Leadership in sports often comes with murky motivations, but Hancock’s drive — it is the only way he knows how to act, he has said — is genuine. Yes, he arrived at Louisville with a track record, having famously hit the game-winning 3-pointer for George Mason in a 2011 N.C.A.A. tournament victory over Villanova, but his worth has always been about more than that.
 It is also his presence, his teammates say. His willingness to push and prod and demand. His calm during a time of crisis, as when he dropped next to Ware — a player he used to compete with for playing time — and tried to convince his teammate that everything would be O.K.
 “It surprised everybody,” forward Wayne Blackshear said of Hancock’s leadership. “But he was that first one there by Kevin when the accident happened, just trying to hold him and make him stay calm. It is great to have Luke.”

On Saturday, Hancock displayed all his attributes. In a game in which the Louisville starters struggled to score, Hancock and another reserve, the walk-on Tim Henderson, were the offensive sparks.

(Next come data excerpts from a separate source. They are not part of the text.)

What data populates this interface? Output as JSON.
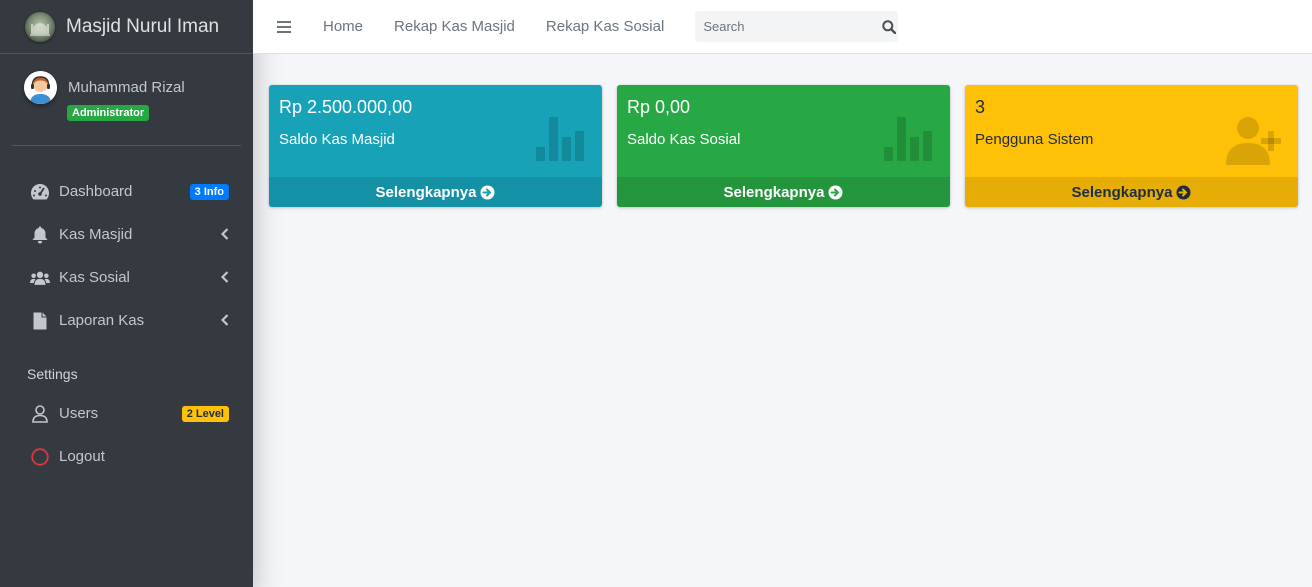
{
  "brand": {
    "title": "Masjid Nurul Iman",
    "logo_icon": "mosque-logo-icon"
  },
  "user": {
    "name": "Muhammad Rizal",
    "role_badge": "Administrator"
  },
  "sidebar": {
    "items": [
      {
        "label": "Dashboard",
        "icon": "tachometer-icon",
        "badge": "3 Info"
      },
      {
        "label": "Kas Masjid",
        "icon": "bell-icon"
      },
      {
        "label": "Kas Sosial",
        "icon": "users-icon"
      },
      {
        "label": "Laporan Kas",
        "icon": "file-icon"
      }
    ],
    "settings_header": "Settings",
    "settings_items": [
      {
        "label": "Users",
        "icon": "user-icon",
        "badge": "2 Level"
      },
      {
        "label": "Logout",
        "icon": "circle-icon"
      }
    ]
  },
  "topbar": {
    "links": [
      "Home",
      "Rekap Kas Masjid",
      "Rekap Kas Sosial"
    ],
    "search_placeholder": "Search"
  },
  "boxes": [
    {
      "value": "Rp 2.500.000,00",
      "label": "Saldo Kas Masjid",
      "footer": "Selengkapnya",
      "color": "#17a2b8",
      "icon": "bar-chart-icon"
    },
    {
      "value": "Rp 0,00",
      "label": "Saldo Kas Sosial",
      "footer": "Selengkapnya",
      "color": "#28a745",
      "icon": "bar-chart-icon"
    },
    {
      "value": "3",
      "label": "Pengguna Sistem",
      "footer": "Selengkapnya",
      "color": "#ffc107",
      "icon": "user-plus-icon"
    }
  ]
}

Hancock drilled two critical 3-pointers late in the second half, nailing his shots not far from where Ware was sitting with his damaged leg splayed across an adjacent chair.
 Then, after missing a crucial free throw with eight seconds remaining, Hancock made up for his mistake by forcing a critical (albeit disputed) jump ball, returning possession to the Cardinals as they finished off their victory.

Not surprisingly, Hancock is hesitant to offer much in the way of self-praise, and he has deflected questions about where his leadership skills come from, saying that it probably does not hurt that he was the youngest of six children.
“I guess my brothers beating up on me growing up has helped a little bit,” he said.
 Now, Hancock is the proverbial older brother and on Monday he will join his teammates in trying to win Louisville’s first national title since 1986.
“He keeps the team together,” Smith said, and there can be little praise higher. Hancock is not the team’s best player nor is he the most famous. It does not matter. He is simply its leader.